Review: You could be forgiven for questioning the Californian roots of Ceremony. Then again, it's a big old state. Big enough, apparently, to hide one of the most vital movements in British music in its midst. Evidently no coincidence that the band's name nods to a seminal slice of Joy Division, while post punk never disappeared this 14-strong collection is enough to trick anyone into thinking they'd woken up in the genre's explosive heyday. "Turn Away The Bad Thing" sets the record straight as album opener. Intense, punchy, visceral and- crucially- incredibly catchy, Ross Farrar's lyrics arrive with rock 'n' roll's unapologetic edge. It's a case of one track and you're in. It's also perhaps the rawest offering here, synths and electronics gradually demanding more attention as the LP progresses. "From Another Age", for example, places bouncing keys centre stage as pseudo-guitar riffs. Basically buy it, buy it now.
Review: When bands hit album four, two things can happen - or three. Some suffer from a crisis of creativity, opting to regurgitate or, worse still, stagnate.
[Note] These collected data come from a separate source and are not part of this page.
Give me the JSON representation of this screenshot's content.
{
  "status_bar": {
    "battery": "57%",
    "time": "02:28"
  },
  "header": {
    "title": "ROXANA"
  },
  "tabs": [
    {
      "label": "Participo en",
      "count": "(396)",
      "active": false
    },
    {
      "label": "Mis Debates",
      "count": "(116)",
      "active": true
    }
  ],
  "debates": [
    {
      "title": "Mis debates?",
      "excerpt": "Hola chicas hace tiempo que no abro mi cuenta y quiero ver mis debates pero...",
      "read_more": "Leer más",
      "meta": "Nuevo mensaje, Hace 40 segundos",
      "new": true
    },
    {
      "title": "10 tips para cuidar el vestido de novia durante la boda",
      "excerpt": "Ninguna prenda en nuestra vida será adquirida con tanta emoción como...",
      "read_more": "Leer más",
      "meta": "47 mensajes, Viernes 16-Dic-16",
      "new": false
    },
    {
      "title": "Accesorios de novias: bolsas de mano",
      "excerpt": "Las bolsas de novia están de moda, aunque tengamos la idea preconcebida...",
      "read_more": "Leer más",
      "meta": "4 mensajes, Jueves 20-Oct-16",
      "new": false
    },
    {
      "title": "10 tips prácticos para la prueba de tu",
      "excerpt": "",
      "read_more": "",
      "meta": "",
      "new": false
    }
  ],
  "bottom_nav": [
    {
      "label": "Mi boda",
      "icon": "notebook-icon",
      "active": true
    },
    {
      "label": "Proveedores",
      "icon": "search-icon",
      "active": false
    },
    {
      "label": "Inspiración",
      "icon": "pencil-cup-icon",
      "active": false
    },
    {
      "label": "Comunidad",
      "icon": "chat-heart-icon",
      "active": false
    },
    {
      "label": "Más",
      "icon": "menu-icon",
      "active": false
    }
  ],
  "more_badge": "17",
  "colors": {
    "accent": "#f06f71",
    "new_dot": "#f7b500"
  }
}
Others opt for reinvention, with as many getting it right as going well off-piste, alienating faithful fans in the process. The lucky ones, meanwhile, hit the nail on the head with their most accomplished and complete work to date. Consider Frankie Cosmos among the lucky ones, then, not that luck had much to do with it. Recorded in their New York hometown, everything about the record feels comfortable in that there's nothing forced, and yet it engages and grabs from the off. Lilting, lo-fi rock 'n' roll odes to love, life and the genre itself, anyone who's ever wondered what Cate Le Bon might sound like having a pancake breakfast with The Orielles should grab a seat at this table.